Expanding the market for international hardwoods requires three simple questions to be answered: has the industry analysed its customer chain to understand where higher value return might exist for products, what new markets might be out there and who might be new customers?

As an architect, I find it illuminating that the hardwood sector hardly seems to recognise members of this profession as important customers, yet Europe alone has about 570,000 registered, most of whom have specifying responsibility. This is no small or un-influential market. Arguably, too many in the industry focus the bulk of promotional endeavours towards traders and primarily furniture manufacturers, hardly ever towards architects, designers, engineers, building contractors and their end-user clients. Yet so much of the high added value opportunity lies with this latter group. Put simply, the international construction sector has enormous economic significance, construction professional can not only deliver increased sales volumes, but have potential to be the agents for the innovation that, broadly speaking, international hardwood has for so long lacked.

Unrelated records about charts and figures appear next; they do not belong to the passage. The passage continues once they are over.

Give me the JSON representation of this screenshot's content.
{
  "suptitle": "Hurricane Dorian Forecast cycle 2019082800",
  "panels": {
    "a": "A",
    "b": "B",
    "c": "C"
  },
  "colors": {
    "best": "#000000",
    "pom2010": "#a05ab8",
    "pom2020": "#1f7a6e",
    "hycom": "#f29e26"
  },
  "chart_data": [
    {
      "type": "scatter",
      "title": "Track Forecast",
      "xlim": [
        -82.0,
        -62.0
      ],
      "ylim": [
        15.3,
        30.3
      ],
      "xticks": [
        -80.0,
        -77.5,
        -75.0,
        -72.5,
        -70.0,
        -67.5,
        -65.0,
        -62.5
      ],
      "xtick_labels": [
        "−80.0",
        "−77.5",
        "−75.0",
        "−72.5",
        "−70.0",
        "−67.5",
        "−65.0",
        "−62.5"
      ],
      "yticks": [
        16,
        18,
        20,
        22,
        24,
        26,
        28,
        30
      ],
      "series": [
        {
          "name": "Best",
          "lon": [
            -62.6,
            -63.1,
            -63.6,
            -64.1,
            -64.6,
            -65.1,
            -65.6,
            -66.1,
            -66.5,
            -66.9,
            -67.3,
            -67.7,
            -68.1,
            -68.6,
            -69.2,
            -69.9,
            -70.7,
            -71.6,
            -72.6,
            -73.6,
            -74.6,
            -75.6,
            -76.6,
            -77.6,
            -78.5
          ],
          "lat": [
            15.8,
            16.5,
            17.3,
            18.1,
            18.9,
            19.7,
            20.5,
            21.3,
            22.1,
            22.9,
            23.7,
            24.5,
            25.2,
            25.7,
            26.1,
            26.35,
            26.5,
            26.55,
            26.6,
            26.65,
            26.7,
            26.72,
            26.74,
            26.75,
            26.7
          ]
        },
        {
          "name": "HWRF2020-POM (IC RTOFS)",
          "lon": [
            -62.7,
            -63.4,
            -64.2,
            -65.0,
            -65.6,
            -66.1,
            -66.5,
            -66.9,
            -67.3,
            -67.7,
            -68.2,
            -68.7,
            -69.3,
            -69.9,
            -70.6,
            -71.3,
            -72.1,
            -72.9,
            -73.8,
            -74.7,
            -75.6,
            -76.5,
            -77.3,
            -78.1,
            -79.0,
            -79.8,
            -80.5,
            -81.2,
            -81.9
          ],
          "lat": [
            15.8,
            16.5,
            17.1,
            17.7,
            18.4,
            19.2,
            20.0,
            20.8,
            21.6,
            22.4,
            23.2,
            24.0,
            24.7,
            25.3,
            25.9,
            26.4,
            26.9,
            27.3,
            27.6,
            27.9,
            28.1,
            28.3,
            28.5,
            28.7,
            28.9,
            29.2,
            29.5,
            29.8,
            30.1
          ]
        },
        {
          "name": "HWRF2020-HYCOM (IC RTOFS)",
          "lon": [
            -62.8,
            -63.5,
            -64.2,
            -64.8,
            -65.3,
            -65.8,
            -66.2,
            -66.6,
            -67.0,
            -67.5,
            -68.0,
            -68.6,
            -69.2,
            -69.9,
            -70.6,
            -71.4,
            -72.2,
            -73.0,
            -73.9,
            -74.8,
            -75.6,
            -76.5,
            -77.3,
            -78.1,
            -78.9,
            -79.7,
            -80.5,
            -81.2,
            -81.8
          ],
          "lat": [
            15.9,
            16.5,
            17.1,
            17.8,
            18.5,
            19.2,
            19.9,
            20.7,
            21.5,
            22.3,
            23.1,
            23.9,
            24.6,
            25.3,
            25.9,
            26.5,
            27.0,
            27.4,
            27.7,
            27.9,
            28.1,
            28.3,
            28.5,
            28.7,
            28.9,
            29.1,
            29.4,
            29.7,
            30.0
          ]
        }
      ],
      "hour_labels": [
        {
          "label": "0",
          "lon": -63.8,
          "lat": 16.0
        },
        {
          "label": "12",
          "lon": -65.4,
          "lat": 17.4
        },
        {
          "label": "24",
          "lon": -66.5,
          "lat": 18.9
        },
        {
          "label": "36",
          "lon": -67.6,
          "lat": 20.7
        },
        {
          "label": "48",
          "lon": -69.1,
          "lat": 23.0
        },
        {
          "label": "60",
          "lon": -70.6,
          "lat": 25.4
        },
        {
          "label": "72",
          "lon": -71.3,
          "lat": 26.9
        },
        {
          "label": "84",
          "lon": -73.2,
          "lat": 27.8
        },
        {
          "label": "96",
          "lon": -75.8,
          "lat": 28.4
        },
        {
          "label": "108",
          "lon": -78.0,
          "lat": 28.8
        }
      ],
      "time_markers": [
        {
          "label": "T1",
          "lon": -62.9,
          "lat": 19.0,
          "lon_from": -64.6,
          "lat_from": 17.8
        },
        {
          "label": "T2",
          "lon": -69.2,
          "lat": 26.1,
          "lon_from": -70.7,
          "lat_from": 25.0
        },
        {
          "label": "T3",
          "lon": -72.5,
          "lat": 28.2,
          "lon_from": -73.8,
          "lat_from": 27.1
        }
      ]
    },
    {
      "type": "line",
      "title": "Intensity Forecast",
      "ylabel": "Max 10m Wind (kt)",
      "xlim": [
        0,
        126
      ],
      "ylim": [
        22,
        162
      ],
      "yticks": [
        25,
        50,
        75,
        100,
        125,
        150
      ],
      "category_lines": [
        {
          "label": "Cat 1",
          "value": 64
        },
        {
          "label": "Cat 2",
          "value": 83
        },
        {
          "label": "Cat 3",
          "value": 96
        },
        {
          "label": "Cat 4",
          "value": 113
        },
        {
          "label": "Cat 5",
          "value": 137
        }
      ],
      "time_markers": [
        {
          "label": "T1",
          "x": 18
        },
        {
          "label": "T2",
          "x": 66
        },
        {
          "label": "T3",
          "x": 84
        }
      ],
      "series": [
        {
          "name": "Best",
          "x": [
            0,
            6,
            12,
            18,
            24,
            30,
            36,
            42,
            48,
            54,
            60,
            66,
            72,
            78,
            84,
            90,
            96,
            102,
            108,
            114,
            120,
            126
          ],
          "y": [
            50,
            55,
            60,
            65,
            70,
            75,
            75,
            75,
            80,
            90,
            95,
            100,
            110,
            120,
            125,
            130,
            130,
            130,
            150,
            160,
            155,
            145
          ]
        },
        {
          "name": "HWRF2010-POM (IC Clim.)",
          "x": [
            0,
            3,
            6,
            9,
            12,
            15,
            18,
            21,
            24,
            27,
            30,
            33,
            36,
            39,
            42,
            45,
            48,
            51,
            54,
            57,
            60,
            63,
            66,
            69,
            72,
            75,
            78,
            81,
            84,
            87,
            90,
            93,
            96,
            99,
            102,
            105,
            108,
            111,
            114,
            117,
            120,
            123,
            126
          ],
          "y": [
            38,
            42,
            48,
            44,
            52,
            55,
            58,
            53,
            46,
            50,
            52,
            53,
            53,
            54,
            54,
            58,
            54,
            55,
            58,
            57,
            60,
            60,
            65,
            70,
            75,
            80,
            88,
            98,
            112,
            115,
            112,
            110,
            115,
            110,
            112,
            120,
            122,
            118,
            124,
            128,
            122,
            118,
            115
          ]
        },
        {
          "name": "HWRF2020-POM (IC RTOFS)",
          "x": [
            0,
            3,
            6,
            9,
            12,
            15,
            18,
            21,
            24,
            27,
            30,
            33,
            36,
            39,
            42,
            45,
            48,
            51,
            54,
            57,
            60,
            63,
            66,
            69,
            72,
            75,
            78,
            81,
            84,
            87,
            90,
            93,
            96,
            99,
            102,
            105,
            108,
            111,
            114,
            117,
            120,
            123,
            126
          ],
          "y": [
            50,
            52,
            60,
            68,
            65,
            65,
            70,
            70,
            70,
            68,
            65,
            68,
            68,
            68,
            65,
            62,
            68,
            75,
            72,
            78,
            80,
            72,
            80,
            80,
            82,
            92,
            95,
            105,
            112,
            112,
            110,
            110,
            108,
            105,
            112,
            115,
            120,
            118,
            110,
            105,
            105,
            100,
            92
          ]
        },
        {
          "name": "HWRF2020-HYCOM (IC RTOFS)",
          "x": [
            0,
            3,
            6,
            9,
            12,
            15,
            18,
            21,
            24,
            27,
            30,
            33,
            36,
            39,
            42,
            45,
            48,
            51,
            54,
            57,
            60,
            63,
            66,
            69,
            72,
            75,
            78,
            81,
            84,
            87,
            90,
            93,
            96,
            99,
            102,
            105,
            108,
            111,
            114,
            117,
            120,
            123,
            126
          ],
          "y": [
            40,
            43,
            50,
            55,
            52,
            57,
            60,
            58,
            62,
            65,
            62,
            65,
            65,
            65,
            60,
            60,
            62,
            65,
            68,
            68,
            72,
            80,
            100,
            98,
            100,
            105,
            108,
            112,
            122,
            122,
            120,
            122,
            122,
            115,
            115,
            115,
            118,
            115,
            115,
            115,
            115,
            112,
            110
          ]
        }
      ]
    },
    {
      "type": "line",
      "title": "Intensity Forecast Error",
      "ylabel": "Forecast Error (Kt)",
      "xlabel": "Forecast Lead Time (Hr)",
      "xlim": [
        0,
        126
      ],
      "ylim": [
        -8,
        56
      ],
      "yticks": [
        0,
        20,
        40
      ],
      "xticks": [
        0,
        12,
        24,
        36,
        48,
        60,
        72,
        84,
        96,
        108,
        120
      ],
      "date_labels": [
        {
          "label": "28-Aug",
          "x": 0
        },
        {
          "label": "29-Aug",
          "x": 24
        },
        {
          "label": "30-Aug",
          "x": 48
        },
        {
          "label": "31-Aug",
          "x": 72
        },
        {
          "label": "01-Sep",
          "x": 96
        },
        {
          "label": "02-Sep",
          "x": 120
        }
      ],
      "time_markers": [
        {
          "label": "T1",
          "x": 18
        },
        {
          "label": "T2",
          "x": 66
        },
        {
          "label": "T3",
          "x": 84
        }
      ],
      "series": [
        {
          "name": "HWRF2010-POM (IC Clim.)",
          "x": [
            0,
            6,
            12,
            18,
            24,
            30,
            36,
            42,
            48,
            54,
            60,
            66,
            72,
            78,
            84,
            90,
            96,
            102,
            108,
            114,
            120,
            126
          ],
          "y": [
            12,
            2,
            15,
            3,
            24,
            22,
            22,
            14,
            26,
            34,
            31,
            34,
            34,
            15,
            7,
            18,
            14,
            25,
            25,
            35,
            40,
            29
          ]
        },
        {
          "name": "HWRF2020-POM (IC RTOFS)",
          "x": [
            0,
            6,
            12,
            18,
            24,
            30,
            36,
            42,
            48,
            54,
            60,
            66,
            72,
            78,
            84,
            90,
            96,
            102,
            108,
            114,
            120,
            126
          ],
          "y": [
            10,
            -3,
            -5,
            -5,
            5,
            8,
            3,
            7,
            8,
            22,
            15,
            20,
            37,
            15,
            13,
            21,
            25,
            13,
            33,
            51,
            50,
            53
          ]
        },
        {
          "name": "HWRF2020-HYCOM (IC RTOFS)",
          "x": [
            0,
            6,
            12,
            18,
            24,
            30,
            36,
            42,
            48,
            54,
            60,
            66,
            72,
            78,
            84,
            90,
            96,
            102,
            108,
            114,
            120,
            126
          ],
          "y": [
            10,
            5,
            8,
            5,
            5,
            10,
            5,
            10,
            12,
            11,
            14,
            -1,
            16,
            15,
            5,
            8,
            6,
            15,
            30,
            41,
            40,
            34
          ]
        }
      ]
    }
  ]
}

Innovation, however, doesn’t happen in isolation and certainly not without education about the properties and construction potential of hardwood timbers. Europe has some of the best timber education resources in the world and potential to train the world’s architects and engineers in how better to design and specify hardwood timber and explore its use in new, engineered timber products. The relationship is umbilical: investing in construction professionals’ timber education can deliver exponential expansion of the hardwood market.

But new ideas also need to be demonstrated and tested. As Henry Ford said: "before the internal combustion engine, if you asked people what improvements they wanted in transportation, they’d reply a faster horse". So with hardwood – its potential to deliver new products and forms of construction for the 21st century remains largely unimagined.

Softwood shows what’s possible. Twenty-five years ago the range of engineered timber products was fairly small. Today previously non-existent markets, such as tall timber buildings, are fast expanding using cross-laminated timber (CLT), Glulam, laminated veneered lumber (LVL) Parallam and solid wood systems variants. Only now are some of these using hardwood.

Much of the development and demand for these products is led by architects, designers and engineers. The reasons are simple: 80% of the world’s population will live in urban situations by 2050 and this, combined with concerns over climate change and environmental damage from raw materials extraction demands a paradigm shift in the way we conceive buildings and cities. It’s the urban challenge of the 21st century and one that’s tailor-made for greater use of timber products.

Bringing new hardwood products to meet this challenge is possibly the greatest opportunity the industry has ever had, but one that demands new approaches to research, development, manufacture, education and practice quickly.

A coherent strategy, clear timescale and realistic investment are required to deliver these in combination rather than isolation: the reward could well be transformational for hardwood.